Patients with multiple bony growths or lesions not in the classic torus or exostoses locations have to be evaluated for Gardner’s syndrome. Features of this syndrome which inherited in an autosomal dominant pattern include multiple osteomas (especially of skull), sebaceous cysts and soft tissue tumors of the skin, intestinal polyposis and multiple impacted supernumerary teeth. This syndrome is considered as a precancerous condition, as the intestinal polyps frequently located in the colon and rectum if left untreated develop into colorectal adenocarcinoma. In our cases, clinically the patients were apparently healthy with no other skin or bone lesions, and the orthopantomogram of the jaws did not show any impacted or unerupted extra teeth. However, follow-up visits were advised to allow constant surveillance (2).

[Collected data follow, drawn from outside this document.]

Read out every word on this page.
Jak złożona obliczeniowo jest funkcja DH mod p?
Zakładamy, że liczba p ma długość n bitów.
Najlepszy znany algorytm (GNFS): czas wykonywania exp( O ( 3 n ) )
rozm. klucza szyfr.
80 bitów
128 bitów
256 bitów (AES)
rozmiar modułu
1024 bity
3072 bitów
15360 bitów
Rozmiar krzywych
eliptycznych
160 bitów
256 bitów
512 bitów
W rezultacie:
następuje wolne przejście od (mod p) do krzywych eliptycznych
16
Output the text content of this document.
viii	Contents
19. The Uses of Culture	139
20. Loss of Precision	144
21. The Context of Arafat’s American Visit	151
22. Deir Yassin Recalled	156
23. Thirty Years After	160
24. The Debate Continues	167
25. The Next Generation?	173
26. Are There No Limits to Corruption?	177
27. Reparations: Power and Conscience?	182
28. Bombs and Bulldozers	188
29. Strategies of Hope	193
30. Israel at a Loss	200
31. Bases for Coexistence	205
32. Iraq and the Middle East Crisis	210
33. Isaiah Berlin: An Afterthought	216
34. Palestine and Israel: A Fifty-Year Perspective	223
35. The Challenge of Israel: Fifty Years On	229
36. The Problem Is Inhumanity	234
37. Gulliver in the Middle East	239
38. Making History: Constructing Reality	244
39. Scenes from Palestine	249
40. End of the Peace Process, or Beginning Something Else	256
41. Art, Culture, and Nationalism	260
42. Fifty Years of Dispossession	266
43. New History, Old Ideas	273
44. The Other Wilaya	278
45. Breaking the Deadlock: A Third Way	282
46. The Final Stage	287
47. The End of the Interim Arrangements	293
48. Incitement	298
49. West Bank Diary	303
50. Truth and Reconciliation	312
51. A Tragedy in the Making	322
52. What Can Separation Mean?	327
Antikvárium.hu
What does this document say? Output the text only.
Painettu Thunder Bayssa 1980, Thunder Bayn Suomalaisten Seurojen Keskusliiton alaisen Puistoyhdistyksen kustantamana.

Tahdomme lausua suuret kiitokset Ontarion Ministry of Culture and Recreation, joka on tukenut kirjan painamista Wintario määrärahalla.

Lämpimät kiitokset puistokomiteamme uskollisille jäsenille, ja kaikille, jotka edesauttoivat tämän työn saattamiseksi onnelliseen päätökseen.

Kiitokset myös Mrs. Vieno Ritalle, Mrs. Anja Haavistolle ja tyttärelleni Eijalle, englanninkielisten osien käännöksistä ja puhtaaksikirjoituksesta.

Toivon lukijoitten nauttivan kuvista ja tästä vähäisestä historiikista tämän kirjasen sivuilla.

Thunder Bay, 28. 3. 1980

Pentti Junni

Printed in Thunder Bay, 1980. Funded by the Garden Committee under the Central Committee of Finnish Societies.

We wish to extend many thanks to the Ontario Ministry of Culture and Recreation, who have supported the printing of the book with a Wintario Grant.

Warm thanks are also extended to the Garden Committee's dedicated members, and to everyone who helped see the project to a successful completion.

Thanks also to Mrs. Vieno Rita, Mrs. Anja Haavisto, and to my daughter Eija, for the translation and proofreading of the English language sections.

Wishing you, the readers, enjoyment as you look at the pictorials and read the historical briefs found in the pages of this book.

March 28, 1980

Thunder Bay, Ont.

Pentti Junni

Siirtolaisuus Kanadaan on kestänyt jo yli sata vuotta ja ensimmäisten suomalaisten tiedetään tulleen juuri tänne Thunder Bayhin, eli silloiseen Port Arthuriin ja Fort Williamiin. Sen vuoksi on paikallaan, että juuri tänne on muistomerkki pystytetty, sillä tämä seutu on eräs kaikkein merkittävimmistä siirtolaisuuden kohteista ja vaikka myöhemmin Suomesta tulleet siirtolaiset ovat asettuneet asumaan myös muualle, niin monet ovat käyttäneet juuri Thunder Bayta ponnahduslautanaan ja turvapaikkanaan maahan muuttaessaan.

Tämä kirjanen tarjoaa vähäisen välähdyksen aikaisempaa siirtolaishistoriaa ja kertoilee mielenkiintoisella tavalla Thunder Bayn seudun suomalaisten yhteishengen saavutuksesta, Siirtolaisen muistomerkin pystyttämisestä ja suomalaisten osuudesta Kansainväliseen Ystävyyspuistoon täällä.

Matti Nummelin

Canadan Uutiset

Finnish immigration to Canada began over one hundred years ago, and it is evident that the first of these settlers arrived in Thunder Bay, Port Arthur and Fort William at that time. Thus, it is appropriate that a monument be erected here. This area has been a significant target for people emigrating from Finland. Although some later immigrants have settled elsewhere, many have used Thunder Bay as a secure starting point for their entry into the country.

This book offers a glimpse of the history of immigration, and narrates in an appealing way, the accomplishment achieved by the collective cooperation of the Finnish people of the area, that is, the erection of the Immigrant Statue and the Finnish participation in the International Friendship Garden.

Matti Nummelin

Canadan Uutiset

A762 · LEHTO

In both cases, removal of the bony protuberances was not indicated. Surgical intervention and removal is advised only when requested by patients for esthetic reasons, or when there is interference with oral function, and also to facilitate denture fabrication (3). Besides, tori and exostoses can be used as a source of autogenous bone graft for correction of intraoral bone defects (9, 12).
In summary, we have reported two cases with multiple bony overgrowths in the mouth which were diagnosed as tori and exostoses. The cause for its occurrence could not be clearly delineated; however an interesting finding in both cases was a casual association with frequent consumption of fish. This finding may require further exploration and may be an area of future research.